The preceding presentation has described the application of finite volume ocean circulation and particle tracking models to estimate the water-borne dispersion of the IHN virus among thirty-two Atlantic salmon farms in the Discovery Islands region of British Columbia. In order to demonstrate the impact of seasonal variability in the flow fields and UV radiation levels, historical simulations were carried out for April and July 2010. Numerical particles were released from infected farms in accordance with shedding rates estimated in [11] and inactivated by ambient UV radiation levels and the natural microbial community at rates that were also described in [11]. Viral concentration maps and plots showing temporal and spatial changes were produced and combined with lab-determined [11] minimum infectious dosages to estimate infection connectivity among farms. Results demonstrated that neighbouring naïve farms can become infected via water-borne transmission, with a higher risk in April than July, and that some of the sequence of outbreaks observed in 2001–2002 were consistent with values in our connectivity matrix. The other outbreaks could be a result of virus transmission from a wild reservoir or as suggested in [7], were likely due to poor farming practices.

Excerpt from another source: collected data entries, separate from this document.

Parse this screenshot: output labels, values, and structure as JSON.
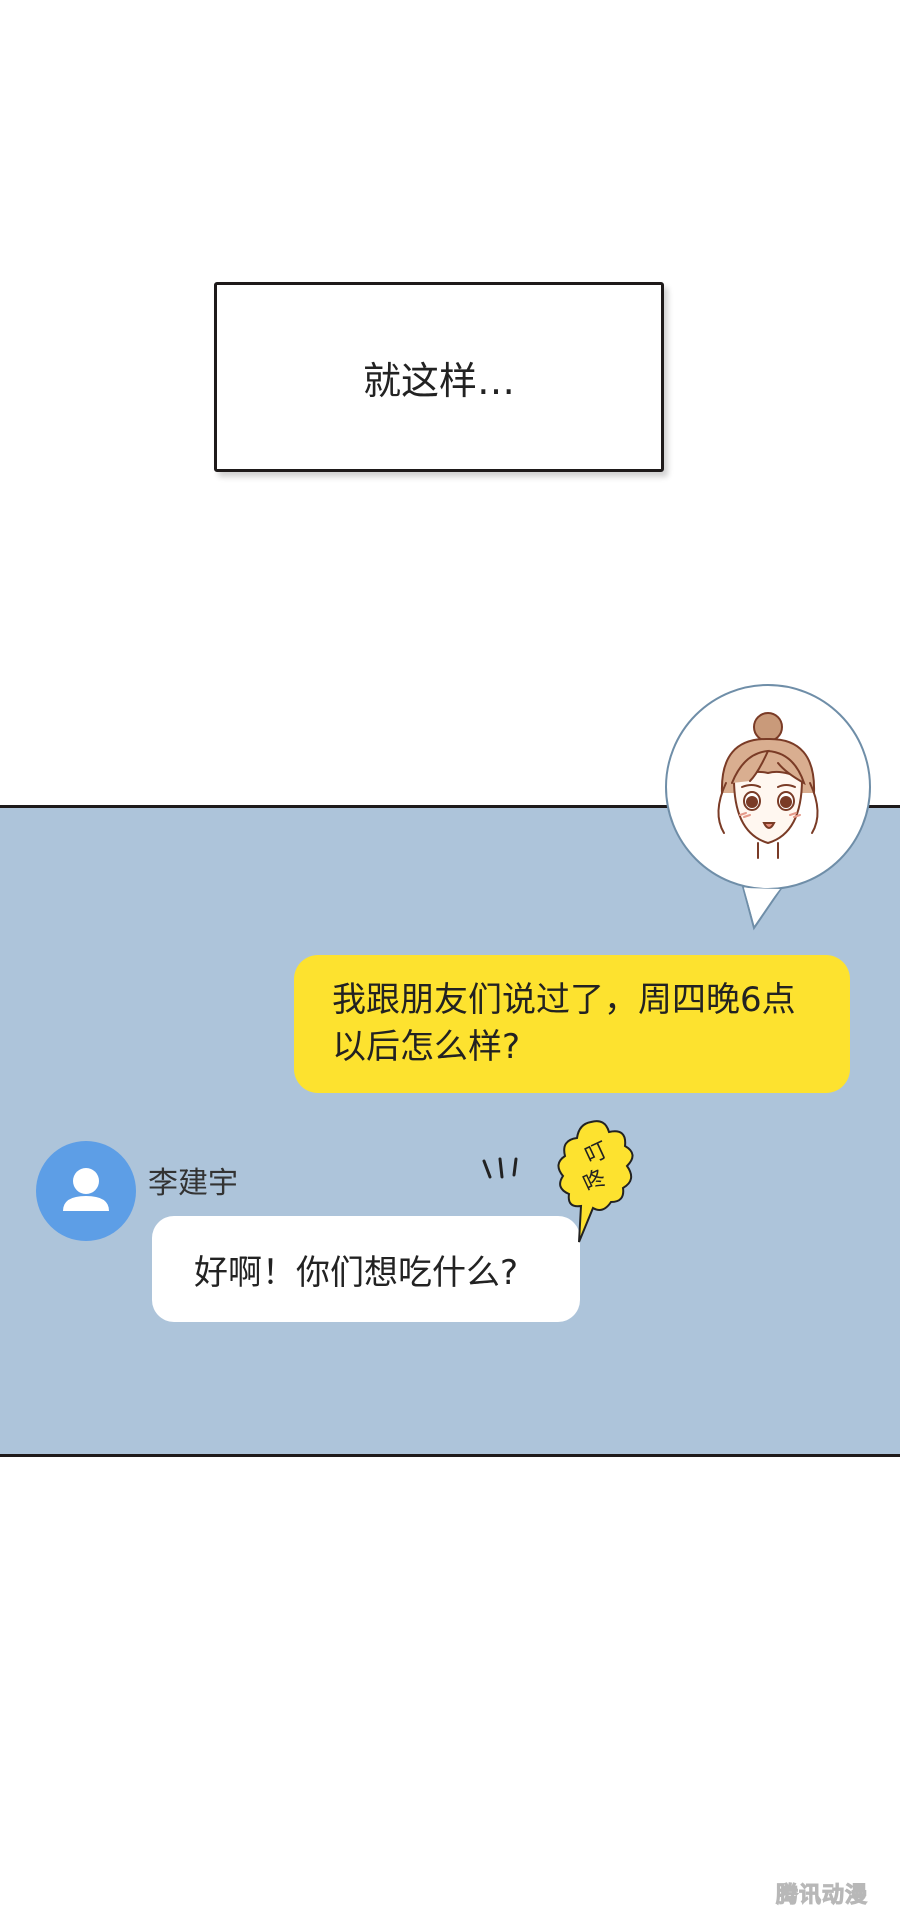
{
  "caption": {
    "text": "就这样…"
  },
  "messages": {
    "outgoing": {
      "line1": "我跟朋友们说过了，周四晚6点",
      "line2": "以后怎么样?"
    },
    "incoming": {
      "sender": "李建宇",
      "text": "好啊！你们想吃什么?"
    }
  },
  "sound_effect": {
    "text": "叮咚",
    "char1": "叮",
    "char2": "咚"
  },
  "watermark": {
    "text": "腾讯动漫"
  },
  "colors": {
    "chat_background": "#adc4da",
    "outgoing_bubble": "#fde22f",
    "incoming_bubble": "#ffffff",
    "avatar_blue": "#5d9ee6",
    "panel_border": "#1e1a1a"
  },
  "icons": {
    "sender_avatar": "person-icon",
    "character_portrait": "girl-portrait-illustration"
  }
}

These model results certainly support an adherence to the stringent disease management practices (e.g., the immediate quarantine of an infected farm site) that were invoked in 2010. If epidemics on diseased farms are not addressed quickly (which Fig 2 in [7] suggests was the case in 2001–02) then the risk that diseased farms will transmit infectious doses to other farms, and presumably to wild fish, becomes higher. However, our model results suggest that if action is not taken to remove an infected population before it reaches the 1% daily mortality rate, viral transmission to neighbouring naïve farms can happen and minimum infective doses can be exceeded within a few hours.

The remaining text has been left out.